Monday, February 29, 2016

Saiyuuki (1960)

Here is the first English-subtitled version of the 1960 Japanese animated movie Saiyuuki. Up until now, the only available English version has been the 1961 dub Alakazam the Great. As was often the case back then, the script for the dub bears little or no relation to the original Japanese script. The changes in Alakazam the Great were quite extensive: all the Buddhist and Taoist elements were eliminated; the movie was shortened by several minutes; the musical score and songs were redone completely. Despite the attempt to reshape Saiyuuki into generic Disney fare, the movie was a commercial failure in the US.

Saiyuuki was based on Tezuka Osamu's highly popular manga of the same name, which in turn was based on the Chinese classic Journey to the West. Osamu's name was used prominently in promoting the film, although he always denied active involvement in the production. According to some sources, he was displeased with the film's happy ending, and that spurred him to form his own anime company, Mushi Productions.

Saiyuuki is set in China and recounts the adventures of Son Gokuu, a monkey king. Son Gokuu is both powerful and willful. In his arrogance, he challenges heaven itself and is punished by exile to Mount Gogyou. He is eventually released on condition that he accompany a monk named Sanzou to India in order to receive the Buddhist sutras. Along the way he defeats and then befriends the pig-man Cho Hokkai and the ogre Sa Gajou. Together, they must confront and defeat the terrible bull demon Gyuumaou before Sanzou can accomplish his mission. The core cast is supplemented by Rin Rin, a love interest for Son Gokuu, and Shouryuu, a mischievous imp whose head horn doubles as an antenna for a 1960s mobile phone.

Like the original manga, Saiyuuki is a mishmash of styles, with plenty of anachronistic elements. Broad comedy is mixed in with action and chase sequences. Western influences coexist with Asian styling and thought. For example, the gods are depicted with angelic halos, and some of its denizens are from Greek mythology. When Cho Hakkai is trying to impress his bride-to-be (actually Son Gokuu in disguise), he appears successively in formal Western attire, then a Russian Cossack costume, then as an Indian chief, and then as a hula dancer. Still, Saiyuuki is recognizably a children's film in the 1950s Disney mold.
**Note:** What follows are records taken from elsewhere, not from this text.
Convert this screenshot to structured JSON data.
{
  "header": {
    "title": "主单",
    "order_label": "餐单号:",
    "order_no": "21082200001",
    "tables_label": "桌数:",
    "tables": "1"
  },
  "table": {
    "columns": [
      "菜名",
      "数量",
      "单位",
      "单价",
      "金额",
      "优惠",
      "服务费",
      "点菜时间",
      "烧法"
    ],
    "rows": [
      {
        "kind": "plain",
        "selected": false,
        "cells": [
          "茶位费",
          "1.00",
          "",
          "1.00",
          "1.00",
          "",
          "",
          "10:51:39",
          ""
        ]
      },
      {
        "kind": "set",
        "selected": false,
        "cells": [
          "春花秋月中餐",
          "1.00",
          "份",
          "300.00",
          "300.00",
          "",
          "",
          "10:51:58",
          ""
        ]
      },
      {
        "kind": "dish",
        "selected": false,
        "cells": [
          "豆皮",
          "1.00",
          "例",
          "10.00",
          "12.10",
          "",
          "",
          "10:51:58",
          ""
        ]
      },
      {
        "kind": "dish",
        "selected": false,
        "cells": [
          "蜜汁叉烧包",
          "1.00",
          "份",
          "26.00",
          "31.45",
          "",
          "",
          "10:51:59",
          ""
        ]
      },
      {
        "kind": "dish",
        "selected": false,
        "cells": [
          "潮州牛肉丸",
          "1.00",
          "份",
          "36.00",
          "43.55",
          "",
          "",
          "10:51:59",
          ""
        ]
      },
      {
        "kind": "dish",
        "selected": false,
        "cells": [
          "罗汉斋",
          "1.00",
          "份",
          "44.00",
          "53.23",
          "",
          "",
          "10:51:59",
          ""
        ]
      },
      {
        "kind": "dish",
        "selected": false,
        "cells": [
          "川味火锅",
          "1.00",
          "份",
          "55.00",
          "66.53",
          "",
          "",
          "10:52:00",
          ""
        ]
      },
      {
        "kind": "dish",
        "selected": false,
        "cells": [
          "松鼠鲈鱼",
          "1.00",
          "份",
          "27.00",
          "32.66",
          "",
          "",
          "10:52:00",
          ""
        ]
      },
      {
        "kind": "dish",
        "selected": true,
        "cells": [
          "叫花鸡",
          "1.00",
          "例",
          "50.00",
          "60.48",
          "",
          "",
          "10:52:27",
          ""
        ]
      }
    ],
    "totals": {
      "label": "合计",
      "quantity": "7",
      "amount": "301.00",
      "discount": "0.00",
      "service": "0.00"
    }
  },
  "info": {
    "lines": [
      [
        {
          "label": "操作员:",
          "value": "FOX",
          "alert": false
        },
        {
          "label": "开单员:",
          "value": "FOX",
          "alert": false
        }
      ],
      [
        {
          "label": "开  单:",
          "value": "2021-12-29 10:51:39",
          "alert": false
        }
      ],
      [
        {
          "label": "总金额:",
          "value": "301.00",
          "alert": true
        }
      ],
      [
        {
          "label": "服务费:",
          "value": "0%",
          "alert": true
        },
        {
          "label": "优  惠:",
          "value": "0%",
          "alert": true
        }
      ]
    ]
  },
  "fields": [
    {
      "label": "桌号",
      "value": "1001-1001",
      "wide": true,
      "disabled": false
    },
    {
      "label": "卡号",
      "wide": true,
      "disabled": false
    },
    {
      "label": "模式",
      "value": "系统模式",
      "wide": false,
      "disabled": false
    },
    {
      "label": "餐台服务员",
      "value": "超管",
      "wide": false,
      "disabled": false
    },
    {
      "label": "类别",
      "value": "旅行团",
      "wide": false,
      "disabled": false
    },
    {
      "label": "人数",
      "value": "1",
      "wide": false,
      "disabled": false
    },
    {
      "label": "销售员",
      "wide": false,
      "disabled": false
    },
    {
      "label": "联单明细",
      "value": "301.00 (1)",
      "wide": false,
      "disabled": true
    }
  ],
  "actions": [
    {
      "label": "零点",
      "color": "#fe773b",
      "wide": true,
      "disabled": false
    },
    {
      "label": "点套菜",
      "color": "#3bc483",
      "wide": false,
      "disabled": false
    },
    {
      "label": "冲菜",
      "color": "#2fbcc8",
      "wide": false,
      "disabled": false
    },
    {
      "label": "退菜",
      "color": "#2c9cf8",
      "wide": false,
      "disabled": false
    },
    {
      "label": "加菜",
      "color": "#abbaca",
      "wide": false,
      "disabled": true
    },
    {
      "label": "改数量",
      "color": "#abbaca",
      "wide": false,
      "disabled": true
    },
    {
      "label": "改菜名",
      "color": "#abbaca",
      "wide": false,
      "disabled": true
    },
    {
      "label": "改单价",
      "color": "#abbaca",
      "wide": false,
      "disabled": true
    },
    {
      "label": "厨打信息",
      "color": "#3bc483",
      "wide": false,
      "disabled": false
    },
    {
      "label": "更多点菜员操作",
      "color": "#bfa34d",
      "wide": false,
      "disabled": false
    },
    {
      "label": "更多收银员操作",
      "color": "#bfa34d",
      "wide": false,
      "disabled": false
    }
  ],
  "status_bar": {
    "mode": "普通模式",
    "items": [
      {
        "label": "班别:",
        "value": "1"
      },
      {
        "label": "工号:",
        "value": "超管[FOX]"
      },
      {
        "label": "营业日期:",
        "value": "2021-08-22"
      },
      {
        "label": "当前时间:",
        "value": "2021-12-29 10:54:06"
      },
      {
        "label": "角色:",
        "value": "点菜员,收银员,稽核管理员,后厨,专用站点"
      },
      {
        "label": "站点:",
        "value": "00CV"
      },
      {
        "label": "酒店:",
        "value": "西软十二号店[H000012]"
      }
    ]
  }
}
Action sequences alternate with slower sections to allow kids to "cool off." Songs are used to underline the characters or delineate chapters. And despite trials and tribulations, the good guys triumph.

Saiyuuki was Toei Douga's third color animated film. The animation is fluid and represents a real advance over the studio's previous animated movies. Despite that, I find it a bit bland. There's really nothing to engage an adult, and there's a lot of padding. I prefer Takahata Isao's Horus: Prince of the Sun, which shows signs of his unique directorial sensibility, even though it too is a G-rated children's movie. Horus is lively, while Saiyuuki is frenetic. However, Saiyuuki was a greater commercial success in Japan.

This is Orphan's second Journey to the West-themed project, after Tezuka Osamu Monogatari in 2014. Both projects originated with Al_Sleeper in the BakaBT community. For Saiyuuki, he provided the encoded raw and a very rough English translation as a starting point. Magistral (also from the BakaBT community) redid the translation and filled in some of the rough spots; then convexity gave the script a complete going over and translated the signs and the songs. M74 timed, I edited and typeset, and Calyrica and konnakude QCed. The raw is from ARR, minus their Russian voice-over track and subtitles. The encode is serviceable, but the source suffers from jitter and transcription problems. The film really needs restoration and a Blu-Ray release, but that seems unlikely.

 A few translation notes:
  •  ri is an old unit of distance, equal to 3.927 kilometers.
  • Gogyuu, the mountain where Gokuu is imprisoned, takes its name from the five elements of Chinese medicine: earth, wood, metal, fire, and water.
So even though it's Tezuka Osamu at one remove, enjoy Saiyuuki!

1 comment:

  1. I watched the dubbed version of this a while ago and wondered how different it was from the Japanese version. Thanks for doing this.